How to Use Data SGP to Evaluate Student Growth and Achievement
Data sgp is an analysis package that can be used to evaluate student growth and achievement. It can be applied to longitudinal (time dependent) student assessment data. This package includes functions for analyzing student growth and achievement, creating individual level student growth and achievement plots, and calculating student growth and achievement indices.
To run an SGP analysis, the user must have access to a copy of the student assessment data.
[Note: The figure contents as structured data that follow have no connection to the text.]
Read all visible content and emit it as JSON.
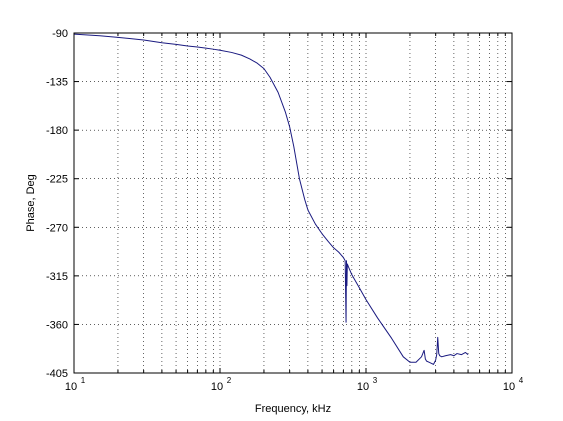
{
  "chart_data": {
    "type": "line",
    "title": "",
    "xlabel": "Frequency, kHz",
    "ylabel": "Phase, Deg",
    "xscale": "log",
    "xlim": [
      10,
      10000
    ],
    "ylim": [
      -405,
      -90
    ],
    "grid": true,
    "grid_style": "dotted",
    "line_color": "#1a1a80",
    "x_ticks": [
      {
        "base": "10",
        "exp": "1"
      },
      {
        "base": "10",
        "exp": "2"
      },
      {
        "base": "10",
        "exp": "3"
      },
      {
        "base": "10",
        "exp": "4"
      }
    ],
    "y_ticks": [
      "-90",
      "-135",
      "-180",
      "-225",
      "-270",
      "-315",
      "-360",
      "-405"
    ],
    "series": [
      {
        "name": "",
        "x": [
          10,
          15,
          20,
          30,
          40,
          50,
          60,
          70,
          80,
          90,
          100,
          120,
          140,
          160,
          180,
          200,
          220,
          250,
          280,
          300,
          320,
          350,
          380,
          400,
          450,
          500,
          550,
          600,
          650,
          700,
          720,
          730,
          735,
          740,
          745,
          750,
          760,
          800,
          900,
          1000,
          1200,
          1500,
          1800,
          2000,
          2200,
          2400,
          2500,
          2550,
          2600,
          2700,
          2800,
          2900,
          3000,
          3050,
          3100,
          3150,
          3200,
          3300,
          3500,
          3800,
          4000,
          4200,
          4500,
          4800,
          5000
        ],
        "y": [
          -91,
          -92.5,
          -94,
          -96.5,
          -99,
          -100.5,
          -102,
          -103,
          -104,
          -105,
          -106,
          -108,
          -110.5,
          -114,
          -118,
          -123,
          -131,
          -145,
          -163,
          -177,
          -195,
          -225,
          -244,
          -254,
          -267,
          -276,
          -283,
          -289,
          -293,
          -298,
          -301,
          -358,
          -301,
          -324,
          -304,
          -305,
          -307,
          -314,
          -326,
          -337,
          -354,
          -373,
          -390,
          -395,
          -395,
          -390,
          -384,
          -392,
          -394,
          -395,
          -396,
          -397,
          -393,
          -388,
          -372,
          -387,
          -389,
          -390,
          -389,
          -388,
          -389,
          -387,
          -388,
          -386,
          -388
        ]
      }
    ]
  }
}
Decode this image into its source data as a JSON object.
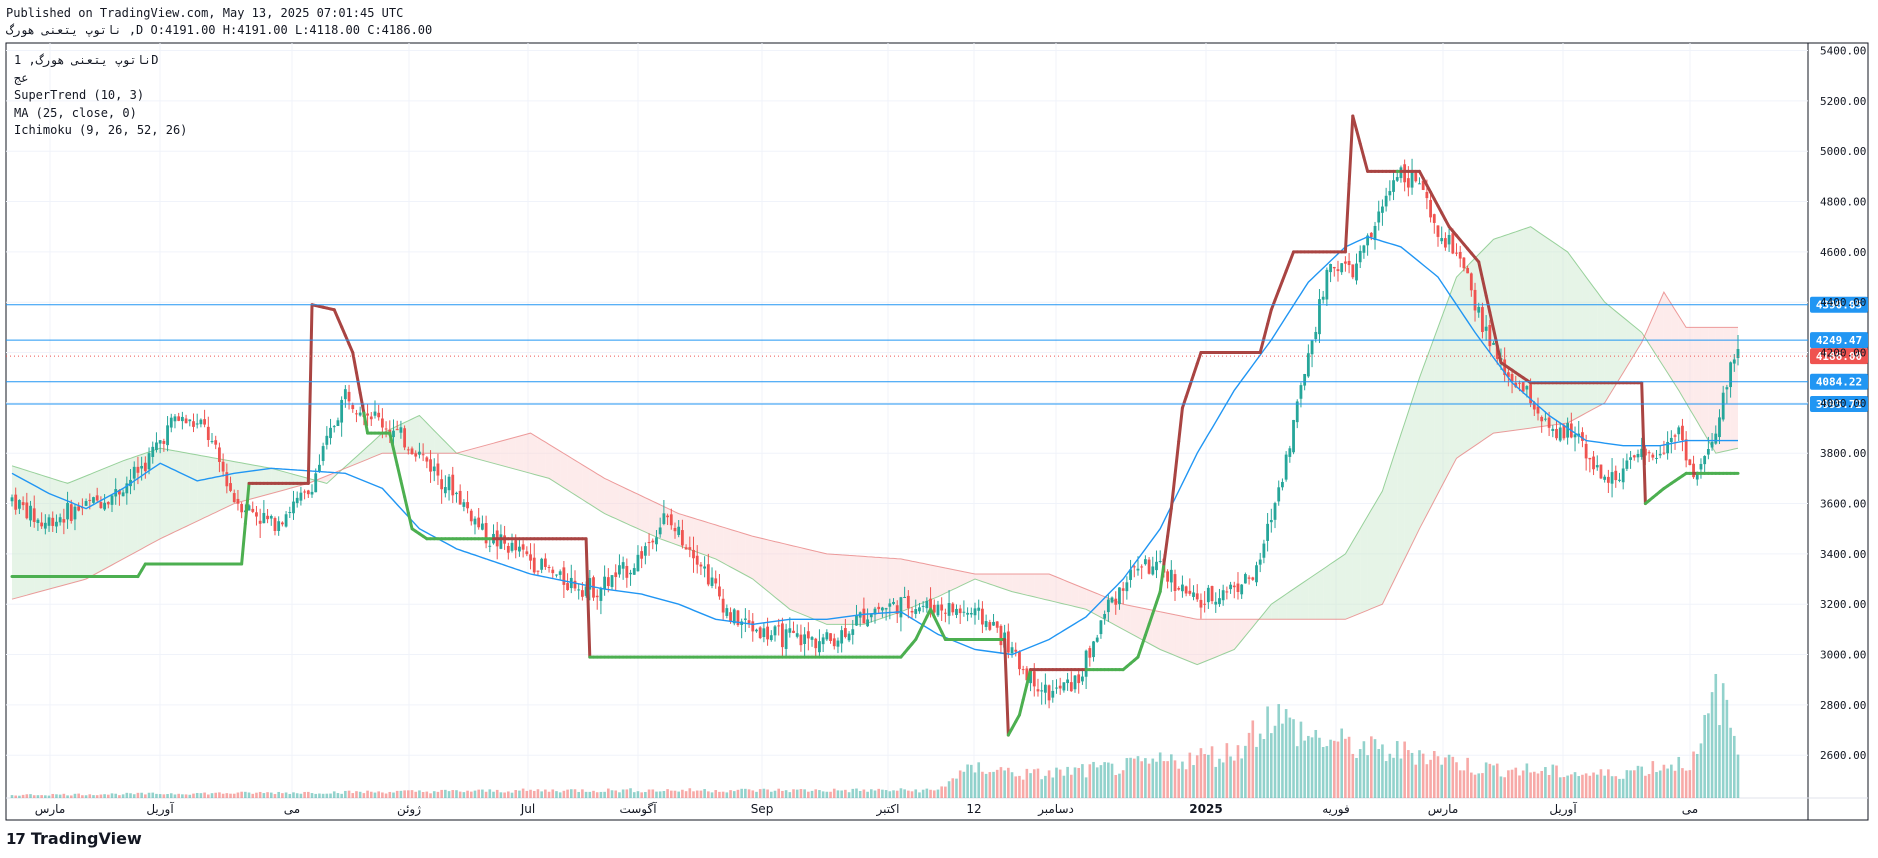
{
  "header": {
    "published": "Published on TradingView.com, May 13, 2025 07:01:45 UTC",
    "symbol_line": "ناتوپ یتعنی هورگ ,D O:4191.00 H:4191.00 L:4118.00 C:4186.00"
  },
  "legend": {
    "symbol": "ناتوپ یتعنی هورگ, 1D",
    "exchange": "عج",
    "indicators": [
      "SuperTrend (10, 3)",
      "MA (25, close, 0)",
      "Ichimoku (9, 26, 52, 26)"
    ]
  },
  "brand": {
    "logo": "17",
    "name": "TradingView"
  },
  "colors": {
    "up": "#26a69a",
    "down": "#ef5350",
    "supertrend_up": "#4caf50",
    "supertrend_down": "#a94442",
    "ma": "#2196f3",
    "horizontal_line": "#2196f3",
    "cloud_bull": "#c8e6c9",
    "cloud_bear": "#fbd3d3"
  },
  "chart_data": {
    "type": "candlestick",
    "timeframe": "1D",
    "y_axis": {
      "ticks": [
        2600,
        2800,
        3000,
        3200,
        3400,
        3600,
        3800,
        4000,
        4200,
        4400,
        4600,
        4800,
        5000,
        5200,
        5400
      ],
      "range": [
        2430,
        5430
      ]
    },
    "x_axis": {
      "ticks": [
        "مارس",
        "آوریل",
        "می",
        "ژوئن",
        "Jul",
        "آگوست",
        "Sep",
        "اکتبر",
        "12",
        "دسامبر",
        "2025",
        "فوریه",
        "مارس",
        "آوریل",
        "می"
      ]
    },
    "price_labels": [
      {
        "value": 4390.05,
        "label": "4390.05",
        "kind": "line"
      },
      {
        "value": 4249.47,
        "label": "4249.47",
        "kind": "line"
      },
      {
        "value": 4186.0,
        "label": "4186.00",
        "kind": "last"
      },
      {
        "value": 4084.22,
        "label": "4084.22",
        "kind": "line"
      },
      {
        "value": 3995.72,
        "label": "3995.72",
        "kind": "line"
      }
    ],
    "close_anchors": [
      [
        0,
        3620
      ],
      [
        8,
        3520
      ],
      [
        18,
        3580
      ],
      [
        28,
        3640
      ],
      [
        36,
        3760
      ],
      [
        44,
        3940
      ],
      [
        52,
        3900
      ],
      [
        60,
        3620
      ],
      [
        70,
        3520
      ],
      [
        80,
        3640
      ],
      [
        90,
        4040
      ],
      [
        100,
        3920
      ],
      [
        110,
        3800
      ],
      [
        120,
        3640
      ],
      [
        128,
        3470
      ],
      [
        138,
        3400
      ],
      [
        148,
        3300
      ],
      [
        158,
        3260
      ],
      [
        168,
        3360
      ],
      [
        176,
        3540
      ],
      [
        184,
        3420
      ],
      [
        194,
        3150
      ],
      [
        204,
        3080
      ],
      [
        214,
        3060
      ],
      [
        222,
        3060
      ],
      [
        232,
        3180
      ],
      [
        240,
        3200
      ],
      [
        250,
        3190
      ],
      [
        260,
        3160
      ],
      [
        266,
        3100
      ],
      [
        272,
        2960
      ],
      [
        280,
        2840
      ],
      [
        288,
        2900
      ],
      [
        296,
        3200
      ],
      [
        304,
        3360
      ],
      [
        312,
        3320
      ],
      [
        320,
        3200
      ],
      [
        328,
        3260
      ],
      [
        336,
        3320
      ],
      [
        344,
        3780
      ],
      [
        350,
        4200
      ],
      [
        356,
        4560
      ],
      [
        362,
        4520
      ],
      [
        368,
        4700
      ],
      [
        374,
        4930
      ],
      [
        380,
        4870
      ],
      [
        384,
        4680
      ],
      [
        390,
        4600
      ],
      [
        396,
        4350
      ],
      [
        402,
        4140
      ],
      [
        410,
        4020
      ],
      [
        416,
        3860
      ],
      [
        422,
        3900
      ],
      [
        430,
        3680
      ],
      [
        436,
        3750
      ],
      [
        444,
        3800
      ],
      [
        450,
        3900
      ],
      [
        454,
        3700
      ],
      [
        460,
        3860
      ],
      [
        464,
        4170
      ],
      [
        466,
        4186
      ]
    ],
    "volume_scale_note": "volume bars shown as relative heights 0-1",
    "volume_anchors": [
      [
        0,
        0.02
      ],
      [
        150,
        0.05
      ],
      [
        250,
        0.05
      ],
      [
        255,
        0.15
      ],
      [
        262,
        0.2
      ],
      [
        275,
        0.15
      ],
      [
        300,
        0.2
      ],
      [
        330,
        0.3
      ],
      [
        340,
        0.55
      ],
      [
        350,
        0.4
      ],
      [
        370,
        0.3
      ],
      [
        380,
        0.3
      ],
      [
        395,
        0.2
      ],
      [
        430,
        0.15
      ],
      [
        455,
        0.25
      ],
      [
        460,
        0.7
      ],
      [
        463,
        0.55
      ],
      [
        466,
        0.3
      ]
    ],
    "supertrend": [
      [
        0,
        3310
      ],
      [
        34,
        3310
      ],
      [
        36,
        3360
      ],
      [
        62,
        3360
      ],
      [
        64,
        3680
      ],
      [
        80,
        3680
      ],
      [
        81,
        4390
      ],
      [
        87,
        4370
      ],
      [
        92,
        4200
      ],
      [
        96,
        3880
      ],
      [
        102,
        3880
      ],
      [
        108,
        3500
      ],
      [
        112,
        3460
      ],
      [
        128,
        3460
      ],
      [
        155,
        3460
      ],
      [
        156,
        2990
      ],
      [
        240,
        2990
      ],
      [
        244,
        3060
      ],
      [
        248,
        3180
      ],
      [
        252,
        3060
      ],
      [
        268,
        3060
      ],
      [
        269,
        2680
      ],
      [
        272,
        2760
      ],
      [
        275,
        2940
      ],
      [
        300,
        2940
      ],
      [
        304,
        2990
      ],
      [
        310,
        3250
      ],
      [
        313,
        3580
      ],
      [
        316,
        3980
      ],
      [
        321,
        4200
      ],
      [
        337,
        4200
      ],
      [
        340,
        4370
      ],
      [
        346,
        4600
      ],
      [
        360,
        4600
      ],
      [
        362,
        5140
      ],
      [
        366,
        4920
      ],
      [
        380,
        4920
      ],
      [
        388,
        4700
      ],
      [
        396,
        4560
      ],
      [
        402,
        4160
      ],
      [
        410,
        4080
      ],
      [
        440,
        4080
      ],
      [
        441,
        3600
      ],
      [
        446,
        3660
      ],
      [
        452,
        3720
      ]
    ],
    "ma": [
      [
        0,
        3720
      ],
      [
        10,
        3640
      ],
      [
        20,
        3580
      ],
      [
        30,
        3660
      ],
      [
        40,
        3760
      ],
      [
        50,
        3690
      ],
      [
        60,
        3720
      ],
      [
        70,
        3740
      ],
      [
        80,
        3730
      ],
      [
        90,
        3720
      ],
      [
        100,
        3660
      ],
      [
        110,
        3500
      ],
      [
        120,
        3420
      ],
      [
        130,
        3370
      ],
      [
        140,
        3320
      ],
      [
        150,
        3290
      ],
      [
        160,
        3260
      ],
      [
        170,
        3240
      ],
      [
        180,
        3200
      ],
      [
        190,
        3140
      ],
      [
        200,
        3120
      ],
      [
        210,
        3140
      ],
      [
        220,
        3140
      ],
      [
        230,
        3160
      ],
      [
        240,
        3170
      ],
      [
        250,
        3080
      ],
      [
        260,
        3020
      ],
      [
        270,
        3000
      ],
      [
        280,
        3060
      ],
      [
        290,
        3150
      ],
      [
        300,
        3300
      ],
      [
        310,
        3500
      ],
      [
        320,
        3800
      ],
      [
        330,
        4050
      ],
      [
        340,
        4250
      ],
      [
        350,
        4480
      ],
      [
        360,
        4620
      ],
      [
        366,
        4660
      ],
      [
        375,
        4620
      ],
      [
        385,
        4500
      ],
      [
        395,
        4280
      ],
      [
        405,
        4080
      ],
      [
        415,
        3950
      ],
      [
        425,
        3850
      ],
      [
        435,
        3830
      ],
      [
        445,
        3830
      ],
      [
        452,
        3850
      ]
    ],
    "senkou_a": [
      [
        0,
        3750
      ],
      [
        15,
        3680
      ],
      [
        30,
        3770
      ],
      [
        40,
        3820
      ],
      [
        55,
        3780
      ],
      [
        70,
        3740
      ],
      [
        85,
        3680
      ],
      [
        100,
        3880
      ],
      [
        110,
        3950
      ],
      [
        120,
        3800
      ],
      [
        130,
        3760
      ],
      [
        145,
        3700
      ],
      [
        160,
        3560
      ],
      [
        175,
        3460
      ],
      [
        190,
        3380
      ],
      [
        200,
        3300
      ],
      [
        210,
        3180
      ],
      [
        220,
        3120
      ],
      [
        230,
        3120
      ],
      [
        240,
        3170
      ],
      [
        250,
        3230
      ],
      [
        260,
        3300
      ],
      [
        270,
        3250
      ],
      [
        290,
        3180
      ],
      [
        300,
        3100
      ],
      [
        310,
        3020
      ],
      [
        320,
        2960
      ],
      [
        330,
        3020
      ],
      [
        340,
        3200
      ],
      [
        350,
        3300
      ],
      [
        360,
        3400
      ],
      [
        370,
        3650
      ],
      [
        380,
        4100
      ],
      [
        390,
        4500
      ],
      [
        400,
        4650
      ],
      [
        410,
        4700
      ],
      [
        420,
        4600
      ],
      [
        430,
        4400
      ],
      [
        440,
        4280
      ],
      [
        450,
        4050
      ],
      [
        460,
        3800
      ],
      [
        466,
        3820
      ]
    ],
    "senkou_b": [
      [
        0,
        3220
      ],
      [
        20,
        3300
      ],
      [
        40,
        3460
      ],
      [
        60,
        3600
      ],
      [
        80,
        3680
      ],
      [
        100,
        3800
      ],
      [
        120,
        3800
      ],
      [
        140,
        3880
      ],
      [
        160,
        3700
      ],
      [
        180,
        3560
      ],
      [
        200,
        3470
      ],
      [
        220,
        3400
      ],
      [
        240,
        3380
      ],
      [
        260,
        3320
      ],
      [
        280,
        3320
      ],
      [
        300,
        3200
      ],
      [
        320,
        3140
      ],
      [
        340,
        3140
      ],
      [
        360,
        3140
      ],
      [
        370,
        3200
      ],
      [
        380,
        3500
      ],
      [
        390,
        3780
      ],
      [
        400,
        3880
      ],
      [
        420,
        3920
      ],
      [
        430,
        4000
      ],
      [
        440,
        4240
      ],
      [
        446,
        4440
      ],
      [
        452,
        4300
      ],
      [
        466,
        4300
      ]
    ]
  }
}
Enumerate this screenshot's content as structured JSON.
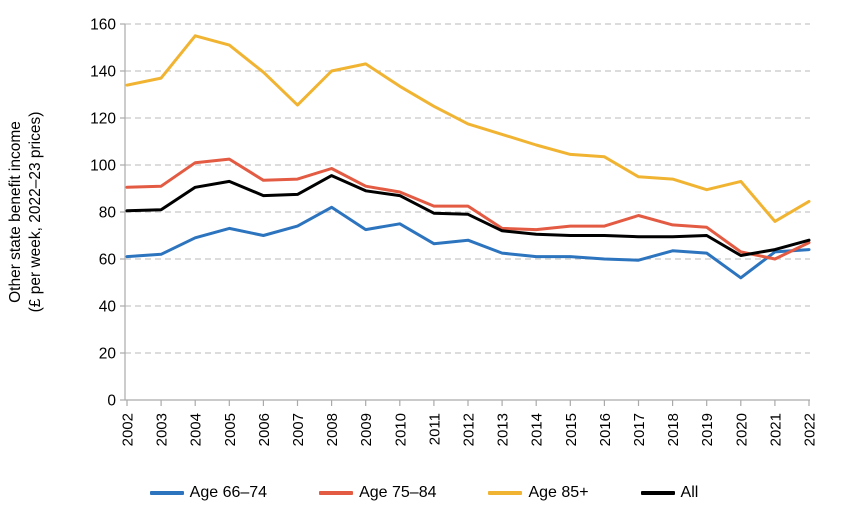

This can be a WIDE file, which is typically the format used for most student assessment data.
The format can be customized to fit the needs of an organization. The following variables are required when using a WIDE file with SGP: VALID_CASE, CONTENT_AREA, YEAR, ID, SCALE_SCORE, GRADE and ACHIEVEMENT_LEVEL.
If running student growth and achievement projections, additional variables are required: LAST_NAME and FIRST_NAME. These are demographic/student categorization variables that are used to create student aggregates by the summarizeSGP function.
Once the students have been categorized, the next step is to create the SGP objects and the corresponding plots of student growth and achievement. These include student growth indices, which are used to identify students who have above average or below average growth rates.
This is done by examining the student’s growth rate for each grading period and identifying students with above average or below average growth. The student growth indices can then be used to predict future growth for individual students and groups of students.
In general, these indices are derived from the relationship between the student’s growth rates and his or her prior performance on standardized assessments. They are a useful tool for monitoring a student’s progress over time and evaluating teachers and schools based on their effectiveness.
When interpreting SGPs as indicators of educator effectiveness, they should be used with caution. These indices may be influenced by non-academic factors, such as the amount of time a teacher spends teaching the content of a subject or the number of teachers in a classroom. These indices also can be affected by the degree to which an individual instructor is proficient at teaching a particular subject.
For example, if a student has had a particularly strong year, his or her true SGP for math will be above average. This may be because the student is likely to be highly proficient at a particular subject, or because the instructor is a very effective teacher at that subject.
However, if a student has had an otherwise poor year, his or her true SGP for mathematics will be below average. This is due in part to the smaller within-subject, cross-year correlations of the latent achievement traits in Grades 7 and 8 compared to earlier grades.
These smaller correlations can be problematic for interpreting SGPs aggregated to teacher or school levels as indicators of educator effectiveness. They may lead to a false sense of confidence in the reliability of student growth and achievement scores. The underlying problem is that the estimated SGPs can be influenced by non-academic sources, such as the amount of time a student spends teaching a particular subject or the number of teachers in a room.